Blog confidential: A Machiavellian performance

Each week, Dr Margot Feelbetter poses a dilemma and offers advice for readers to respond to online

March 18, 2010

This week: A Machiavellian performance

In 2006 and 2009, I organised two conferences that turned out to be the largest in my academic field for decades. The speakers were internationally renowned and delivered stunning keynote speeches, and there were tie-in publications linked to each event.

In the run-up to the first conference, I was supported by my academic team leader, whose style of leadership was empowering, supportive and "can do". Sadly she left in late 2007 and was succeeded by a relatively inexperienced internal appointment - an academic underachiever with a "can't-do" attitude.

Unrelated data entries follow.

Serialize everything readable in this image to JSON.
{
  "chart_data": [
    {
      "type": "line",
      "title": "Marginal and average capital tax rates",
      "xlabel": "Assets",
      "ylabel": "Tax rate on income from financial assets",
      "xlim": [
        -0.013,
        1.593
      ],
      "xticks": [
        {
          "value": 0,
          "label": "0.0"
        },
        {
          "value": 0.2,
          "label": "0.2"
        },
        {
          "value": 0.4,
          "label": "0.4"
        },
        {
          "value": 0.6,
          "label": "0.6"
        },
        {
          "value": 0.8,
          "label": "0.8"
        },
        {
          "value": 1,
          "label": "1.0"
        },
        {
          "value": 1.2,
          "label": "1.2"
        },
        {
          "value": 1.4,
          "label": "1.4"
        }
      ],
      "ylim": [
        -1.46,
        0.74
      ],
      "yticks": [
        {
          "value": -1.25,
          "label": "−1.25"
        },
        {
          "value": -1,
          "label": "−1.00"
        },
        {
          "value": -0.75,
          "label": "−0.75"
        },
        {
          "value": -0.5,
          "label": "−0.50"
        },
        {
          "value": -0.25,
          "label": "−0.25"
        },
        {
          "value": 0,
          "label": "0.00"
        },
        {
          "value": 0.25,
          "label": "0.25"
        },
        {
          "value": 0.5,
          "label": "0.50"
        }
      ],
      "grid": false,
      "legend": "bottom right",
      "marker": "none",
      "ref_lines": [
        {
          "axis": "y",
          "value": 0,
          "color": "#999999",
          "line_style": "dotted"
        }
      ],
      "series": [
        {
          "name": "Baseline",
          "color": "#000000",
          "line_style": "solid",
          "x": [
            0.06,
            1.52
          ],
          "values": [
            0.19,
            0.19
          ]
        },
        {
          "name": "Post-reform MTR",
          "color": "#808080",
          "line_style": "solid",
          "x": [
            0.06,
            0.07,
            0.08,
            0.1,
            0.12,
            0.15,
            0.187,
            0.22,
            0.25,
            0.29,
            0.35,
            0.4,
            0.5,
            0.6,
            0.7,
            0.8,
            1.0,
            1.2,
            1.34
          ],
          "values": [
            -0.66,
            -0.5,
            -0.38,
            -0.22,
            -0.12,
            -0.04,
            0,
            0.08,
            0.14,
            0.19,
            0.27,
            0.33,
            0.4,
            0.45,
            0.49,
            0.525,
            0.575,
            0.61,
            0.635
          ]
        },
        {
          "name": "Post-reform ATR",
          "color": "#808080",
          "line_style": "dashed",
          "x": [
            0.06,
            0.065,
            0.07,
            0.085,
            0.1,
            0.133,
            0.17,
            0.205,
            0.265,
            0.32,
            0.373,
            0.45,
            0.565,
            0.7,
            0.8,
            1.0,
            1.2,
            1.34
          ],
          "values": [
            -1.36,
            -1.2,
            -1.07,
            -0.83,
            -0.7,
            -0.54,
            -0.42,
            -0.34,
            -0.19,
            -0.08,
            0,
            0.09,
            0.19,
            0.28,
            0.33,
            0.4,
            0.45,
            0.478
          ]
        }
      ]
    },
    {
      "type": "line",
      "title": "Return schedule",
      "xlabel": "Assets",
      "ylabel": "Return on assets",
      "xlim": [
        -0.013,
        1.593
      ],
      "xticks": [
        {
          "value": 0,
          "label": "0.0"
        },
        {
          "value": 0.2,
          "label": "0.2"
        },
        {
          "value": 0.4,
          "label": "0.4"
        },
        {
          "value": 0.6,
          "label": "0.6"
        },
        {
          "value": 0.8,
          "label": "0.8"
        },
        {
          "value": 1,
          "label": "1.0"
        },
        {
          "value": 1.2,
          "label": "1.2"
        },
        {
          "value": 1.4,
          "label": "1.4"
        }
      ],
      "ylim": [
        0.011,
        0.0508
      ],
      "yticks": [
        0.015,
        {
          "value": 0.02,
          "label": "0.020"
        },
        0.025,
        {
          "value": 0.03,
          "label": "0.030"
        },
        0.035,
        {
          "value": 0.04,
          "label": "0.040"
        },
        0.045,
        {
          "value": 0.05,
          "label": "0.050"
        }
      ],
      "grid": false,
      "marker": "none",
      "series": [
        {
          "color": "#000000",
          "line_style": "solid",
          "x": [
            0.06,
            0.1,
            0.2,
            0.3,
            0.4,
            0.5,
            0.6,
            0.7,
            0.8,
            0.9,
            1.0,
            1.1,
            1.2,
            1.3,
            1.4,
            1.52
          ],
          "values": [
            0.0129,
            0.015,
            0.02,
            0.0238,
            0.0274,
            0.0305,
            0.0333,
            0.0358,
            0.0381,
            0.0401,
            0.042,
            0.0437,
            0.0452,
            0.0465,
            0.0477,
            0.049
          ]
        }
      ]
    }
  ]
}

From his first day in the post, he bombarded me with emails, demanded weekly meetings and seemed to be striving to undermine the second event, despite the first one's success. Ultimately it matched the first, but no thanks to him.

Last month, the second tie-in publication was due out and I decided to organise a book launch. The publisher said it would help, another university agreed to provide financial support (one of its professors chaired the conference and contributed a chapter to the book) and our students were very excited about attending. A local bookshop said it would host the event.

The team leader refused to open his wallet and make up the remaining shortfall - about £80. I stumped up the cash and thought his unwillingness to contribute was disappointing.

The launch went like a dream, until midway through he had the nerve to show up, pour a glass of wine and raise it in my direction. The goading was manageable, but made me feel uncomfortable.

However, the situation has since deteriorated: he has planted miscellaneous invoices that don't belong to the conference account and claims the event made a loss.

He has told everyone in the department about this, news that has reached the dean, who seems to have taken his side. I have asked to see the accounts and been refused, but I and the administrator have meticulously checked things and know we made a small surplus. His actions seem Machiavellian, vindictive and malicious. I would like to see him punished, but how?

This is indeed terrible behaviour. He should feel lucky to employ someone with such entrepreneurial flair. He has acted dishonestly and should face disciplinary action.

However, a word of caution: you should know that if you go down this road, it may backfire. His wrongdoing does not necessarily mean he will be held to account. The dean is implicated and if both face damaging allegations, the system may turn on you. I have seen several Nineteen Eighty-Four-type scenarios in the academy where 2+2=5.

The union will go only so far. Remember what Michel Foucault said about power: it "flows through a network of disciplinary codes and institutions. Norms and standards are replicated and disseminated through schools, medicine, law, prisons, religion. If questioned, they will turn on the accuser."

Whistleblowers rarely triumph. If you act you may be punished. With your excellent track record, why not move?